“So that’s the way the wind blows,” thought Tootles, noticing the light that came into the childish face as she looked up at the rugged globe-trotter.
“Why, bless my soul, is this to be a habit, Millie?” said Flick encouragingly.
“Please—if you’ll let me,” she said eagerly.
Flick gave the permission with the air of one parting with a string of pearls. The three men, lounging over their morning pipes, followed with delicious satisfaction the young girl routing the dust, and such is the soul-delight that such rare feminine spectacles engender in the masculine mind, that they found her, all at once, amazingly young, graceful, and romantically pretty.
“There’s lots and lots of dust,” said Millie, shaking her head. “I can’t get it all out at once.”

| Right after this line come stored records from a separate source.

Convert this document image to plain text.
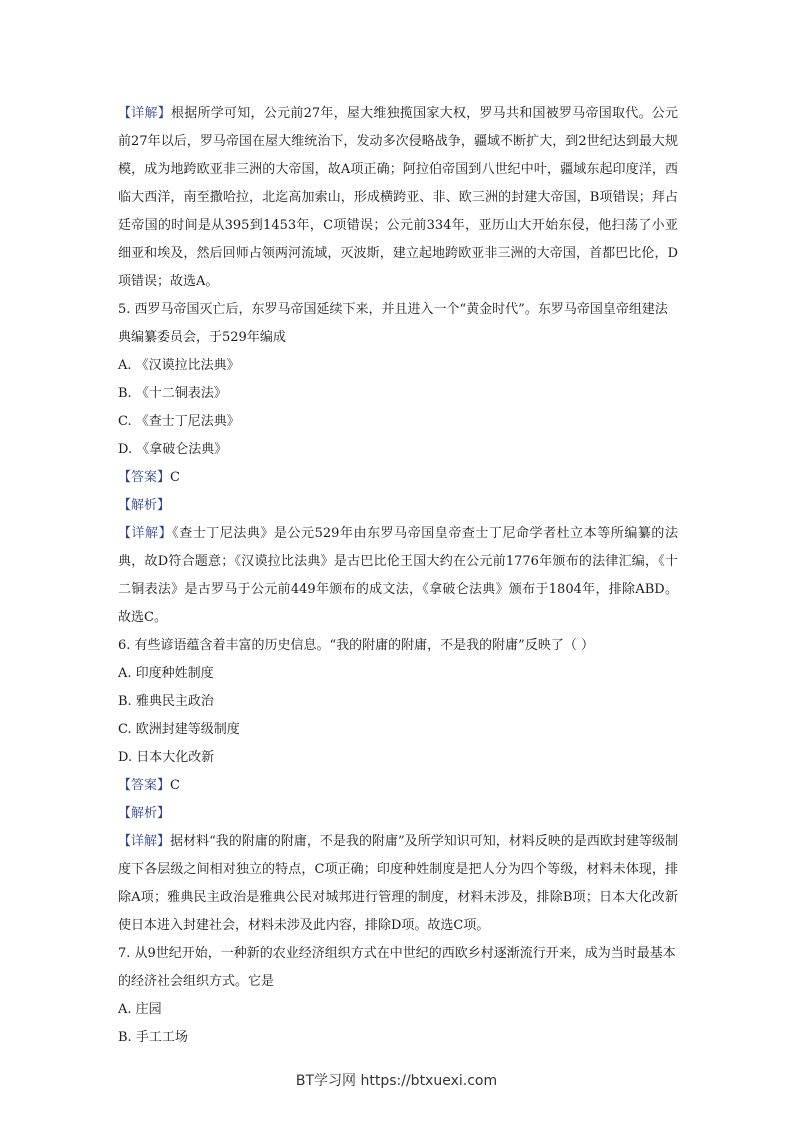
【详解】根据所学可知，公元前27年，屋大维独揽国家大权，罗马共和国被罗马帝国取代。公元前27年以后，罗马帝国在屋大维统治下，发动多次侵略战争，疆域不断扩大，到2世纪达到最大规模，成为地跨欧亚非三洲的大帝国，故A项正确；阿拉伯帝国到八世纪中叶，疆域东起印度洋，西临大西洋，南至撒哈拉，北迄高加索山，形成横跨亚、非、欧三洲的封建大帝国，B项错误；拜占廷帝国的时间是从395到1453年，C项错误；公元前334年，亚历山大开始东侵，他扫荡了小亚细亚和埃及，然后回师占领两河流域，灭波斯，建立起地跨欧亚非三洲的大帝国，首都巴比伦，D项错误；故选A。

5. 西罗马帝国灭亡后，东罗马帝国延续下来，并且进入一个“黄金时代”。东罗马帝国皇帝组建法典编纂委员会，于529年编成

A. 《汉谟拉比法典》
B. 《十二铜表法》
C. 《查士丁尼法典》
D. 《拿破仑法典》

【答案】C

【解析】

【详解】《查士丁尼法典》是公元529年由东罗马帝国皇帝查士丁尼命学者杜立本等所编纂的法典，故D符合题意；《汉谟拉比法典》是古巴比伦王国大约在公元前1776年颁布的法律汇编，《十二铜表法》是古罗马于公元前449年颁布的成文法，《拿破仑法典》颁布于1804年，排除ABD。故选C。

6. 有些谚语蕴含着丰富的历史信息。“我的附庸的附庸，不是我的附庸”反映了（ ）

A. 印度种姓制度
B. 雅典民主政治
C. 欧洲封建等级制度
D. 日本大化改新

【答案】C

【解析】

【详解】据材料“我的附庸的附庸，不是我的附庸”及所学知识可知，材料反映的是西欧封建等级制度下各层级之间相对独立的特点，C项正确；印度种姓制度是把人分为四个等级，材料未体现，排除A项；雅典民主政治是雅典公民对城邦进行管理的制度，材料未涉及，排除B项；日本大化改新使日本进入封建社会，材料未涉及此内容，排除D项。故选C项。

7. 从9世纪开始，一种新的农业经济组织方式在中世纪的西欧乡村逐渐流行开来，成为当时最基本的经济社会组织方式。它是

A. 庄园
B. 手工工场
BT学习网 https://btxuexi.com
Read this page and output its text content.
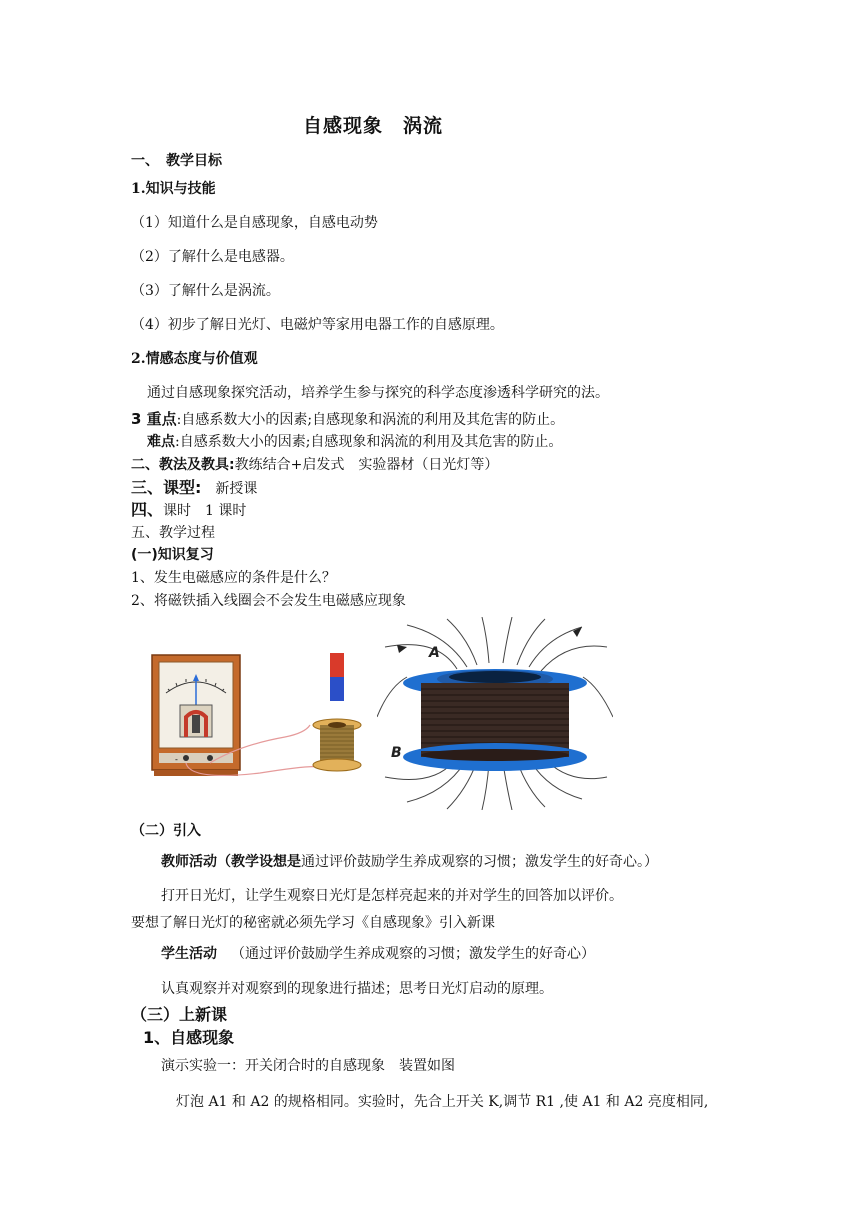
自感现象　涡流
一、　教学目标
1.知识与技能
（1）知道什么是自感现象，自感电动势
（2）了解什么是电感器。
（3）了解什么是涡流。
（4）初步了解日光灯、电磁炉等家用电器工作的自感原理。
2.情感态度与价值观
通过自感现象探究活动，培养学生参与探究的科学态度渗透科学研究的法。
3 重点:自感系数大小的因素;自感现象和涡流的利用及其危害的防止。
难点:自感系数大小的因素;自感现象和涡流的利用及其危害的防止。
二、教法及教具:教练结合+启发式　实验器材（日光灯等）
三、课型: 新授课
四、课时　1 课时
五、教学过程
(一)知识复习
1、发生电磁感应的条件是什么？
2、将磁铁插入线圈会不会发生电磁感应现象
-
A
B
（二）引入
教师活动（教学设想是通过评价鼓励学生养成观察的习惯；激发学生的好奇心。）
打开日光灯，让学生观察日光灯是怎样亮起来的并对学生的回答加以评价。
要想了解日光灯的秘密就必须先学习《自感现象》引入新课
学生活动 （通过评价鼓励学生养成观察的习惯；激发学生的好奇心）
认真观察并对观察到的现象进行描述；思考日光灯启动的原理。
（三）上新课
1、自感现象
演示实验一：开关闭合时的自感现象　装置如图
灯泡 A1 和 A2 的规格相同。实验时，先合上开关 K,调节 R1 ,使 A1 和 A2 亮度相同,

“I should like to make a sketch of her bending down like that,” said Tootles pensively. “Beautiful line—charming!”
“What a cracking idea for a heroine,” said Flick, who was stirred to creative rashness.
O’Leary, who understood better than the others, leaned back dreamily, puffing in contentment.
At this moment the door opened, and Belle Shaler slouched in, in a manner which would have set the hearts of fashionable débutantes afire with envy, and stopped short, her shocked hair whirling around her saucy face in amazement at the sight of Millie on a chair, caressing the dragon’s tail with a dust-cloth.
“For the love of Mike, woman, what’s struck you?” she exclaimed, though in somewhat stronger terms. “Degrading yourself for this bunch of loafers and sofa-warmers!”